Viel­leicht hät­test Du ahnen kön­nen, dass Ihr heu­te hier lan­den wür­det. Nein, eigent­lich hät­test Du es schon in dem Moment wis­sen müs­sen, als sie heu­te Mor­gen eine gemein­sa­me Shop­ping­tour vor­schlug. Schließ­lich habt Ihr auf sol­chen Run­den bis­her noch nie einen Bogen um die­ses Schuh­ge­schäft gemacht. Wie auch immer, jetzt lohnt es sich auch nicht mehr, mit dem Bereu­en anzu­fan­gen. Du sitzt hier zwi­schen den Rega­len und fer­tig. Weil momen­tan die Schu­he für sie die Haupt­rol­le spie­len, bist Du schlicht­weg abge­mel­det. Dass Du in die­sem Laden nicht das ein­zi­ge fünf­te Rad am Wagen bist, wirkt immer­hin ein wenig tröst­lich. Auch wenn sich eini­ge Dei­ner Lei­dens­ge­nos­sen deut­lich bes­ser vor­be­rei­tet prä­sen­tie­ren als Du selbst. Der Kerl vis a vis dad­delt auf sei­nem Smart­phone her­um, wäh­rend sich der Typ da hin­ten in der Ecke sogar ein Buch mit­ge­bracht hat. In Erman­ge­lung von Spiel­zeug oder Lese­stoff bleibt Dir der­weil fast nur übrig, es dem Mann neben der Ein­gangs­tür gleich zu tun. Teil­nahms­los bis phleg­ma­tisch stiert der schon seit etli­chen Minu­ten auf den Boden vor sei­nen Füßen. Medi­tiert der? Zählt er die Nop­pen auf dem PVC-Belag? Natür­lich könn­test Du das auch. Aber wie wäre es zur Abwechs­lung mit Plan B: Dei­ner Part­ne­rin beim Schuh­kauf zu assis­tie­ren? Das ist doch alle­mal bes­ser als her­um­zu­sit­zen wie bestellt und nicht abge­holt. Und eigent­lich auch ganz leicht. Gehe ein­fach auf Dei­ne bes­se­re Hälf­te zu und signa­li­sie­re Kooperationsbereitschaft.
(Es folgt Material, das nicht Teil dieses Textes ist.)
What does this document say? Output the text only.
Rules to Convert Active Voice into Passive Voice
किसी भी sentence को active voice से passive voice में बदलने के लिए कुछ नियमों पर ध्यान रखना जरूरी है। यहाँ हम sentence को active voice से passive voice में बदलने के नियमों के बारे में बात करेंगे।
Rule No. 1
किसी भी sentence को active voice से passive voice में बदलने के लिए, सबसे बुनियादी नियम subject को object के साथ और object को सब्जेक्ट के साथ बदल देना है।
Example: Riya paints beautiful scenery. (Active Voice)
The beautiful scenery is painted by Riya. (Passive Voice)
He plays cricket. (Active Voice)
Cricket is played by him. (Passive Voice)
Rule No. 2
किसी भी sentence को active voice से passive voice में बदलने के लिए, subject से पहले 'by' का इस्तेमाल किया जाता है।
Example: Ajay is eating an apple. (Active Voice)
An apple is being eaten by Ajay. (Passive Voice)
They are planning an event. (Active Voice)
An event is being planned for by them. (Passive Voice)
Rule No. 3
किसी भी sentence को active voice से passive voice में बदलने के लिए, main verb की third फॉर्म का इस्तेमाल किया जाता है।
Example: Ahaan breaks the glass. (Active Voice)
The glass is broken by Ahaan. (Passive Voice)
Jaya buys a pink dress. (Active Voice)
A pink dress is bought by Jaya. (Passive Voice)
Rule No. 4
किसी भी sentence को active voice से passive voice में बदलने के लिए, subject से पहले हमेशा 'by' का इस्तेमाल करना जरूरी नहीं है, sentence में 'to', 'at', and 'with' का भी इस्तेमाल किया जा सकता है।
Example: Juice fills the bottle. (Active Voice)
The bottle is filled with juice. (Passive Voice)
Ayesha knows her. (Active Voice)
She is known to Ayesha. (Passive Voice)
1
Sei ehrlich, realistisch und ein Gentleman

Zunächst musst Du Dir jedoch bewusst machen, dass die­ses Spiel nicht nach Dei­nen Regeln gespielt wird. Der ratio­na­le Ansatz »gefällt mir, passt, ist bezahl­bar, neh­me ich« funk­tio­niert, bei­spiels­wei­se, über­haupt nicht. Hier sind Gefüh­le im Spiel – mäch­ti­ge Gefüh­le. Gib ihnen den nöti­gen Raum und argu­men­tie­re nicht lan­ge her­um. Auf die Fra­ge »Brauchst Du die wirk­lich?« lässt sich für gewöhn­lich kei­ne über­zeu­gen­de Ant­wort fin­den. War­um sie also stel­len? Schlu­cke auch jede wei­te­re Anmer­kung die­ser Art her­un­ter und schon bist Du im Ren­nen. Wirst Du nach Dei­ner Mei­nung zum aktu­ell anpro­bier­ten Paar gefragt, sei ehr­lich. »Sieht nicht so gut aus« ist eine eben­so zuläs­si­ge Aus­sa­ge wie »Super«. »Aber Du hast doch schon schwar­ze Schu­he« fällt hin­ge­gen nicht unter die Kate­go­rie Mei­nungs­äu­ße­rung. Fühlst Du Dich sicher genug, mache ger­ne auch eige­ne Vor­schlä­ge. Idea­ler­wei­se ziehst Du den ent­spre­chen­den Schuh in der pas­sen­den Grö­ße aus dem Regal. Zwi­schen den Zei­len trans­por­tierst Du dadurch ein Gefühl der Ver­traut­heit. Und Vor­sicht: Sei bei Dei­nen Vor­schlä­gen unbe­dingt rea­lis­tisch! Die­ser extrem hoch­ha­cki­ge Schuh mag sexy aus­se­hen, irgend­je­mand muss ihn aber auch tra­gen kön­nen und wol­len. Hat ein Paar das Herz Dei­ner Frau erobert, dis­ku­tie­re auf kei­nen Fall den in Dei­nen Augen völ­lig unan­ge­mes­se­nen Preis. Unter­las­se auch im Nach­hin­ein Anspie­lun­gen dar­auf, sonst fangt Ihr beim nächs­ten Mal wie­der bei Null an. Viel­leicht sogar dar­un­ter. Statt­des­sen eskor­tierst Du Paar und Part­ne­rin zur Kas­se, lauschst inter­es­siert der Ver­käu­fe­rin, wäh­rend sie die zum Schuh pas­sen­den Pfle­ge­pro­duk­te emp­fiehlt, und nimmst die Tüte ganz gen­tle­m­an­li­ke an Dich, nach­dem Dei­ne Her­zens­da­me bezahlt hat. Erst im Hin­aus­ge­hen wirst Du bemer­ken, wie schnell doch dies­mal die Zeit ver­gan­gen ist, ohne dass Du Dich auch nur ein­mal wie das fünf­te Rad am Wagen gefühlt hät­test. Zum Abschied nickst Du dem Mann neben der Tür zu, der immer noch die Nop­pen auf dem Boden zählt.

Die Okto­ber-Aus­ga­be des Bon­ner Stadt­ma­ga­zins »Schnüss« beschäf­tig­te sich sei­ten­lang mit dem The­ma Schu­he. Ich war gebe­ten wor­den, den Schuh­kauf aus der Sicht des Man­nes zu betrach­ten. Das ist das Ergebnis.